Start location: Kingshouse Hotel (NN 259 548)
End location: Kinlochleven (NN 192 617)
Geographical area: Lochaber
Path Type: Military Road
Path distance: 13km
Accessibility info: Suitable for pedestrians, Suitable for Bikes
Back to Search
Leaving the Kingshouse, cross the River Etive by the old bridge and head north then west to within 300m of the A82. There pick up the Old Military Road which runs to the north-west of its replacement along the foot of Beinn a’ Chrulaiste. Just to the west of Altnafeadh, start climbing NNW up the Devil’s Staircase, a fine section of the Old Military Road with easy gradients and a series of well-engineered zigzags, to reach the highest point. On the north slope the path makes a long easy descent across the hillside to join the access road to the Blackwater Reservoir, and the route finishes down this road to Kinlochleven.
For those thinking of cycling the Devil's Staircase, check out Developing Mountain Biking in Scotland's e-guide to the Highlands which describes a circular route using this Old Military Road.
OS Landranger 41 (Ben Nevis, Fort William & surrounding area)
The Old Military Road was constructed about 1750, largely on the line of the original drove road, with occasional deviations. The Devil's Staircase's period of military use though was relatively brief, as it was abandoned in 1785 in favour of the military road built through Glencoe to Invercoe.

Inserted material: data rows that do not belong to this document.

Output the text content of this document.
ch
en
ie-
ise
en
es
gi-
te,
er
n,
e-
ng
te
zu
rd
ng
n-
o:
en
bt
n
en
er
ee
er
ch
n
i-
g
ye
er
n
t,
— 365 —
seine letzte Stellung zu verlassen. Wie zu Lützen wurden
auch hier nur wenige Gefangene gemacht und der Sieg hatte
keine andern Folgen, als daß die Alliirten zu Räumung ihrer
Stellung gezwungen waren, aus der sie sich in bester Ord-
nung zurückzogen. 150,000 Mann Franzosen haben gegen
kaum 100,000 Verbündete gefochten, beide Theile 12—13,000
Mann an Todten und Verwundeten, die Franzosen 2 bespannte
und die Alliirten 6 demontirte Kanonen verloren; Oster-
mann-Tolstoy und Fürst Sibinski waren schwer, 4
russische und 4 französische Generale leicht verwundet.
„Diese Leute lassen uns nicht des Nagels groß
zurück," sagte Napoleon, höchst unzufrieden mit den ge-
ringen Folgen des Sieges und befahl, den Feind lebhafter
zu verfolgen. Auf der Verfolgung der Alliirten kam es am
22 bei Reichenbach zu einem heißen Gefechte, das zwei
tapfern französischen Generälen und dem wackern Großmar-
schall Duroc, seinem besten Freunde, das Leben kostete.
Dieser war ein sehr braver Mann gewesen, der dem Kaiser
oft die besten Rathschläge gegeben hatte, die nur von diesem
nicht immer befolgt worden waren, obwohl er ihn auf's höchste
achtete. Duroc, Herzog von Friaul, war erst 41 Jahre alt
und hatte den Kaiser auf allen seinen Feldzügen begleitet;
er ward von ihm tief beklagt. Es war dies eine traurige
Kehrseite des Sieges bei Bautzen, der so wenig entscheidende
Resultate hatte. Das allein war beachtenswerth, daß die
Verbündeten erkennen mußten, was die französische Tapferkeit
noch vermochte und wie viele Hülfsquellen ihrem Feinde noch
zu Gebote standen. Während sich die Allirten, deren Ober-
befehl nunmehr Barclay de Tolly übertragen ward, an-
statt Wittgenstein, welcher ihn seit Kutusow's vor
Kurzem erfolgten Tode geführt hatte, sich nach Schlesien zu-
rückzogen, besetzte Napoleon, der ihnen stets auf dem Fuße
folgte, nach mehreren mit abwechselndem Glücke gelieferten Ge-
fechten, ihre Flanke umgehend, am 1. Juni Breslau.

Kingshouse claims to be the oldest inn site in Scotland and is described by ARB Haldane as a key point on the drove road network. That said, it had a bad reputation - in William Thomson's A Tour of Scotland in 1785, the inn is referred to as a cursed place and is described thus: "This house is so ill-attended to by the old rascal who lives in it, that there is not a bed fit to sleep in, nor anything to eat, notwithstanding that he has it rent-free, and is allowed nine pounds per annum by Government". This does not appear to have been an isolated bad review - in the early years of the nineteenth century it was reportedly described as wretched by Dorothy Wordsworth and likened to a hog stye by James Donaldson, Surveyor of Military Roads.
Altnafeadh at the foot of the Devil's Staircase is another former cattle drover's stance.
Since 1980, the Devil's Staircase has formed part of the West Highland Way. Other historic routes with links to the West Highland Way include the Bankie Trek, the Crianlarich Military Road, the Old Glencoe Road, the Drove Road to Callert Ferry and the Military Road to Fort William.